Viewed through the lens of hospitals scrambling for maternity business, the story charts the declining birthrate in Germany and the “problems” this demographic shift presents. The second sentence gives you the gist:

“Empty baby beds are lined up against a wall like rental cars in an airport parking lot.”

In short, the German infrastructure is predicated on constant population growth with no other viable solutions to care for its elderly, according to the reporting of the New York Times.

Then, the article truly shows its hand:

“Mr. Schirrmacher and other commentators conjure up a sort of reverse Malthusian nightmare: Germany as a land of predominantly geriatric towns and cities set in a deserted, creeping countryside.”

Really? Evidently, one author’s “creeping countryside” is another’s “nature on the mend.” Addressing overpopulation on a global scale strikes me as one industrialized, trickle down mandate that has the potential to bode well for all species involved.

Humans, no matter how much the thought might make us bristle, remain part of nature. The declining birthrates seen not just in Germany but throughout the developed world represent an organically arising corrective to a system in stress.

In evolutionary terms, it marks an adaptive response to an unsustainable variety of consumption. That this demographic transformation contains at least an element of volitional choice (as well as sacrifice) is a stirring example of conscious evolution.

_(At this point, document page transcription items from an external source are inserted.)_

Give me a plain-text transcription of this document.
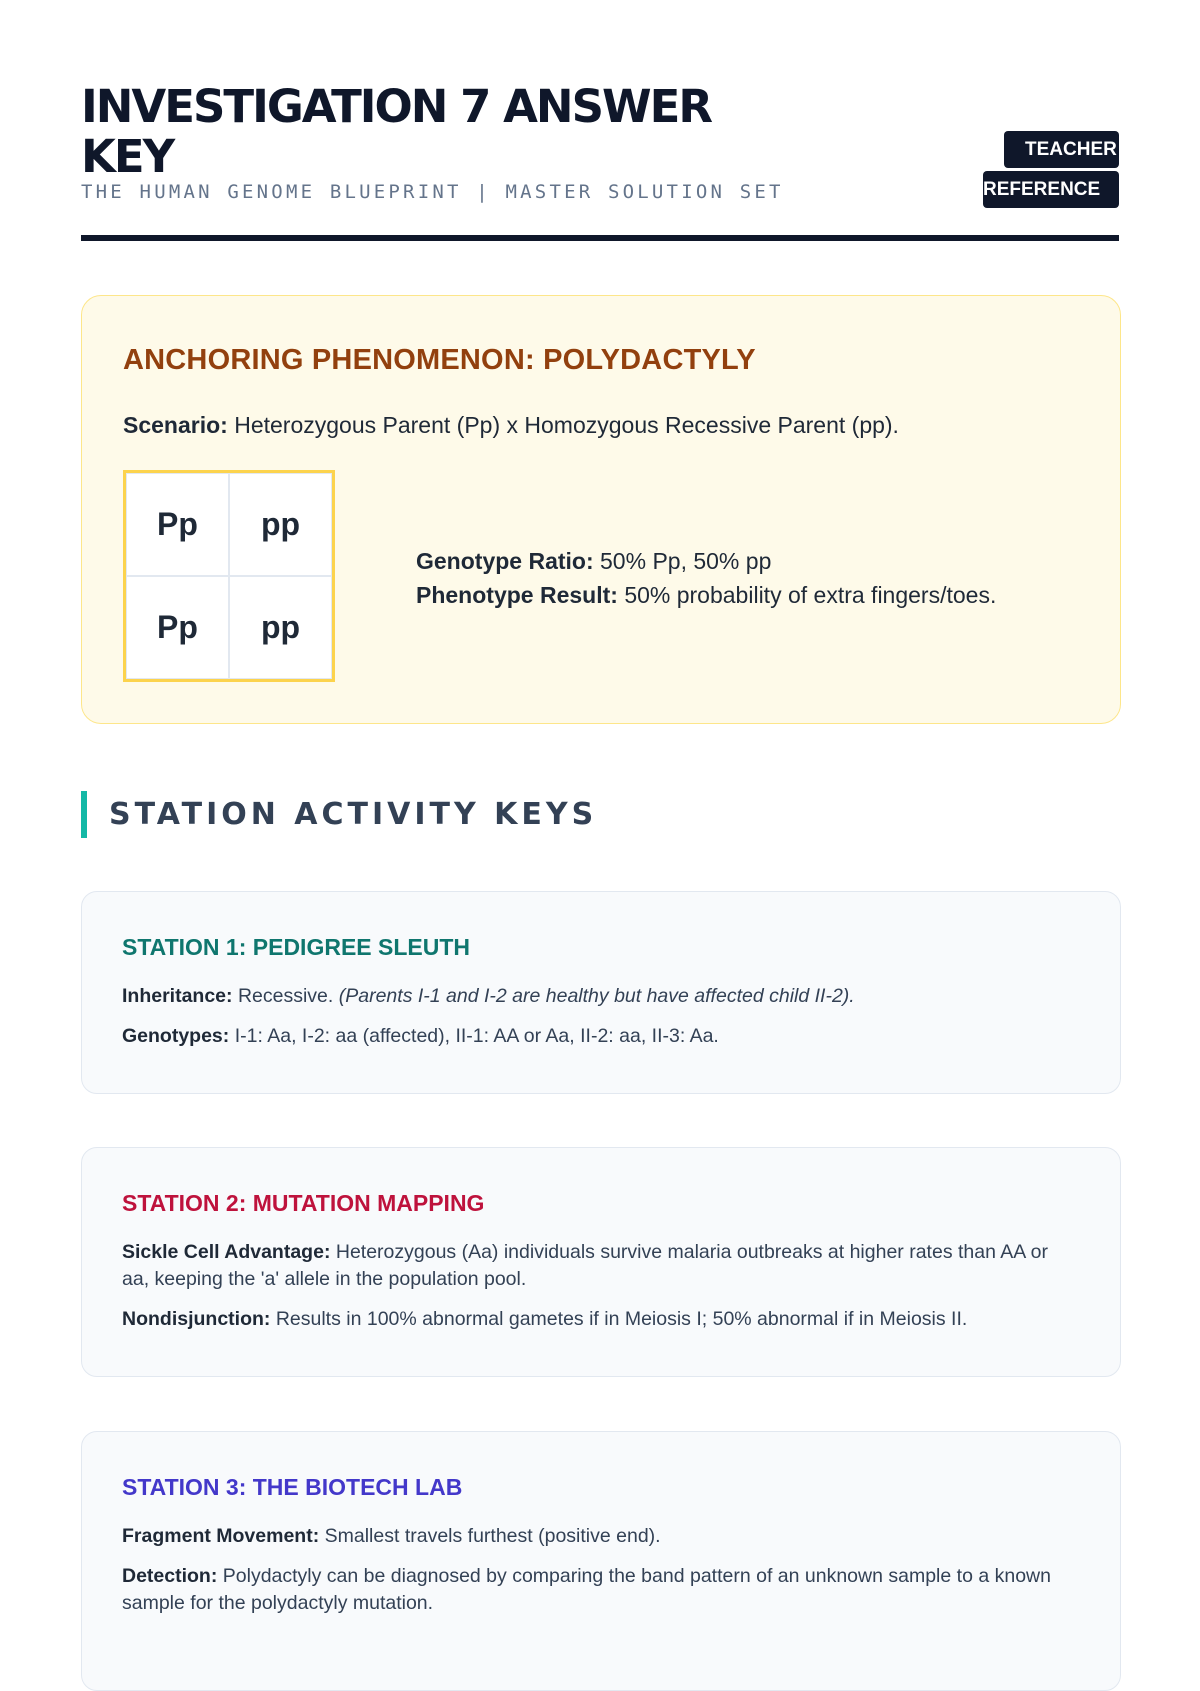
INVESTIGATION 7 ANSWER KEY
THE HUMAN GENOME BLUEPRINT | MASTER SOLUTION SET
TEACHER
REFERENCE
ANCHORING PHENOMENON: POLYDACTYLY

Scenario: Heterozygous Parent (Pp) x Homozygous Recessive Parent (pp).

Pp	pp
Pp	pp
Genotype Ratio: 50% Pp, 50% pp
Phenotype Result: 50% probability of extra fingers/toes.
STATION ACTIVITY KEYS
STATION 1: PEDIGREE SLEUTH

Inheritance: Recessive. (Parents I-1 and I-2 are healthy but have affected child II-2).

Genotypes: I-1: Aa, I-2: aa (affected), II-1: AA or Aa, II-2: aa, II-3: Aa.

STATION 2: MUTATION MAPPING

Sickle Cell Advantage: Heterozygous (Aa) individuals survive malaria outbreaks at higher rates than AA or aa, keeping the 'a' allele in the population pool.

Nondisjunction: Results in 100% abnormal gametes if in Meiosis I; 50% abnormal if in Meiosis II.

STATION 3: THE BIOTECH LAB

Fragment Movement: Smallest travels furthest (positive end).

Detection: Polydactyly can be diagnosed by comparing the band pattern of an unknown sample to a known sample for the polydactyly mutation.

The Germans quoted in the the Times, however, not only failed to herald the environmentally aware choices of their national community, they burned the brand of guilt across the conscientious:

“ ‘They want their houses, they want their cars, they want their peace,’ she said, apologizing to her German roommate...

“ ‘It is partly selfishness,’ Mr. Schönhoff agreed. ’They want a Mercedes, and it costs so much that they can't afford a child.’ ”

This accusation on page four while, three pages later, this appears.

Indisputably, Germany and all the many countries facing a future of aging populations with shrinking pools of younger workers have two monumental problems: national identity and maintaining economic responsibility for social systems. However, the need to reduce our collective ecological footprint, may begin altering - by necessity - long-accepted national structures.

With the population of the world at large continuing to grow and the upheavals headed our way courtesy of overpopulation’s global warming (to say nothing of the end of oil), these declining birthrates in certain enclaves of excessive consumption represent a budding solution to what ails us rather than the fearful cause of angst propagated by the New York Times.

Generating political imagination to redefine what it is to be “German,” “Italian,” “Spanish,” etc. while further opening borders to younger immigrants is one method by which world population can come into greater balance. Additional and more comprehensive solutions to what lies ahead can be found in the Earth Policy Institute’s book, Plan B and, interactively, at Conservation Economy.

In sum, make love not war and practice birth control.